BIT-101 [2003-2017]

Thoughts on Game Architecture


I’ve made a few games in my time. And made various parts of a few other games for other people. Most of the games that I’ve worked on have been pretty simple, but recently I’ve been working on some more complex ones, both in ActionScript and in Objective-C. And one of the things I’ve been struggling with as things get more involved is how to best architect these things.

After giving it a LOT of thought, one bit of insight I had is that we (meaning those of us who have been brought up in the Flash world) have picked up some really bad habits. Maybe we could label it “MovieClip-itis” or something. Its major symptom is making everything a Movie Clip, or in modern terms, making everything a Sprite. It’s ingrained in us. And I’m just starting to realize how bad it is.

Back in the day, we’d draw some graphics, select them, convert them to a symbol, type Movie Clip, select the symbol, open the Actions Panel, and start typing, “onClipEvent…” and put all the object’s behavior in there. Ugh. I know. Or, we’d double click the symbol, and start writing code on its internal timeline. Not much better.

Then we got AS2 and AS3 and we realized how bad that all was. So what did we start doing? We create a symbol, give it a class name, and then create that class, putting all the object’s behavior in the class: “class SpaceShip extends Sprite…” right?

I know there are some of you out there saying, “Not me. I use Flex Builder (or FDT or whatever), not the Flash IDE.” I use straight up code and embed or load in my graphics." OK, but I bet you are still doing “class SpaceShip extends Sprite” with all the spaceship behavior in that class. Maybe a few of you aren’t, but I bet a whole lot of you are. It’s my first impulse. Pretty much all of my books give those kind of examples.

So why is it bad? Well, I hate to label stuff like that “good” and “bad”, but in a nutshell, you are mixing game behavior and view. A sprite is a view. All it should really know about is display object stuff – its position, rotation, scale, color, alpha, what graphics it should be displaying, etc. It shouldn’t know about its speed, direction, fuel, ammo, shield, etc. Those should be part of a space ship model object. The model object is updated by the game loop or whatever system you have in place, and the sprite would simply read what it needed to from the model to display itself correctly. Or, depending on your architecture, some other type of controller object would read from the model and update the sprite externally. Theoretically, your whole game could run without a view, with you just watching values change in the debugger. This also makes it easy to re-skin a game, since you’re just changing out dumb views.
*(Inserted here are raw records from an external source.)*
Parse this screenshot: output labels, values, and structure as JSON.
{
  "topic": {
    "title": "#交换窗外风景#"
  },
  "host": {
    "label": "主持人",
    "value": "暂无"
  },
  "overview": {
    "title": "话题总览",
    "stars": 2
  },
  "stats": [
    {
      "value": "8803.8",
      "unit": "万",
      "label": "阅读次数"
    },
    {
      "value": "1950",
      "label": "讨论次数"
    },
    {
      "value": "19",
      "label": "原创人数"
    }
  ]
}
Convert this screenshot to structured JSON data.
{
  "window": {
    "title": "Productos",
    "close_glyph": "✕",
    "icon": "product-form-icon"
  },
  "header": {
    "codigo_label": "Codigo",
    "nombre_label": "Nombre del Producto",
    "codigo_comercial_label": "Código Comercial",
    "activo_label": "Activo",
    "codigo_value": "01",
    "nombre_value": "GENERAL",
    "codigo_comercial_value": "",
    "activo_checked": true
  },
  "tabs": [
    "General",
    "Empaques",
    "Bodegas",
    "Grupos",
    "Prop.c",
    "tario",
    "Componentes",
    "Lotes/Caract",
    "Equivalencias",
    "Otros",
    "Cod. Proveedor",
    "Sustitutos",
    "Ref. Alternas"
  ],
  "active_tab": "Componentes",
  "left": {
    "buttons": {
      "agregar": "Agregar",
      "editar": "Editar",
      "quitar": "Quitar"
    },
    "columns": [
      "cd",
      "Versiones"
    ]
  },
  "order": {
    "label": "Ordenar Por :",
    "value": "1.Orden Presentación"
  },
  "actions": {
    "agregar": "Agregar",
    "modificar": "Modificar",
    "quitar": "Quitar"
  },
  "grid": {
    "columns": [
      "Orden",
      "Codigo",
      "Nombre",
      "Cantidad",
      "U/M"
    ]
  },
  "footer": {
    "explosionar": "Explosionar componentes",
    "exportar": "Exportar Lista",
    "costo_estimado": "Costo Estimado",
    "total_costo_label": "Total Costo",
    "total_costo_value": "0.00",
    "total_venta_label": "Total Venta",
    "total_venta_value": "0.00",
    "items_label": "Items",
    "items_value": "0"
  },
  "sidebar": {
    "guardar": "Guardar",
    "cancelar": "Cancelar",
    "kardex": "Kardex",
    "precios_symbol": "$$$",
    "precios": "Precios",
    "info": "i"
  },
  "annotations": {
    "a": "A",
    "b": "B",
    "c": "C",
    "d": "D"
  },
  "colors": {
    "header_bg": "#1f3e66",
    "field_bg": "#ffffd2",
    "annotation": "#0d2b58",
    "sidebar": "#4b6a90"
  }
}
Again, I don’t want to pass moral judgements on software practices. I’m sure many a fine game has been written with all kinds of game logic in classes extending sprites and movie clips. But as your games get more complex, doing things this way is open to getting very messy. I could go into details, but you’ve probably already experienced this messiness. God knows I have. For me, it’s not so much about this being “bad” but the automatic, knee jerk reaction of creating view objects with game logic in them is DEFINITELY bad. It’s something I’m trying to break in myself. So thought I’d share it in case you are running into similar things.